Cassiopeia menatap jam di dinding, rupanya ia telah berteleponan dengan pacar sewanya itu selama tiga jam. Ia berkata kepada Johan, “Gue izin tutup panggilan ya, Jo. Gue harus siap-siap ke kantor.”

“Oh oke, lo di sana sampai jam berapa?” tanya Johan.

“Jam tiga dini hari mungkin. Itu kalau gak ada kejadian entah kebakaran atau kecelakaan gitu,” jelas Cassiopeia seraya mengambil jaket miliknya dan berjalan ke luar unitnya.
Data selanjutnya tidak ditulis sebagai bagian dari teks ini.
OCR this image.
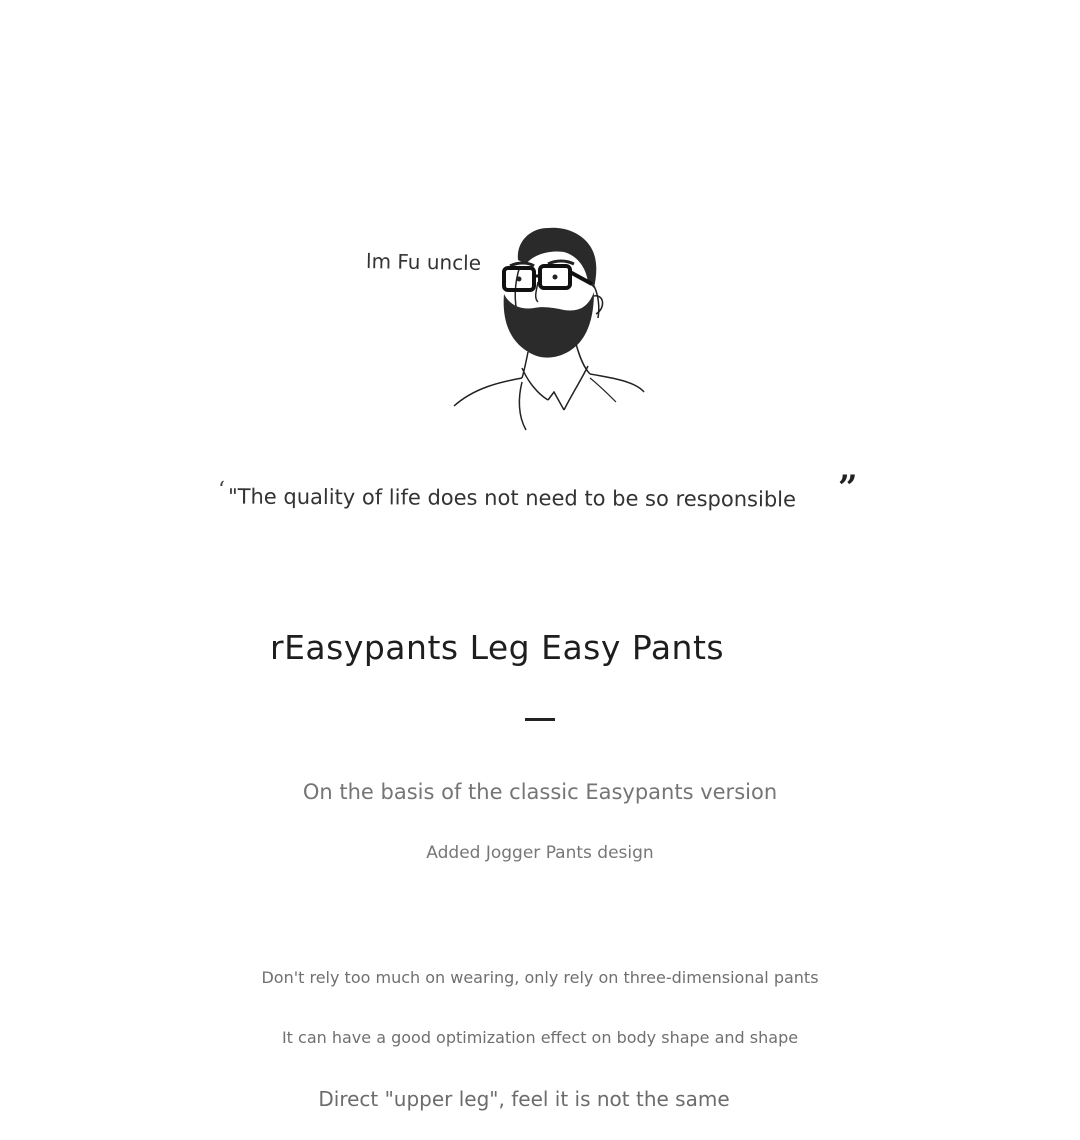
lm Fu uncle
‘ "The quality of life does not need to be so responsible ”
rEasypants Leg Easy Pants
On the basis of the classic Easypants version
Added Jogger Pants design
Don't rely too much on wearing, only rely on three-dimensional pants
It can have a good optimization effect on body shape and shape
Direct "upper leg", feel it is not the same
“Gue nanti ke sana, mau kasih cemilan buat lo sama temen-temen lo. Sekalian, nanti jemput elo pulang. Gimana?”

“Ngerepotin Jo, gak usah!” tolak Cassiopeia. Ia tak enak hati dengan Johan karena merepotkan oemuda itu. Tetapi, Johan justru mengotot dan kekeh akan ucapannya. Cassiopeia akhirnya mengalah, ia membiarkan pemuda itu datang ke kantor redaksinya.

“Oke, hati-hati di jalan.”

“Iya ....” Cassiopeia mematikan panggilan dan memasuki lift sebelum pintu tertutup kembali.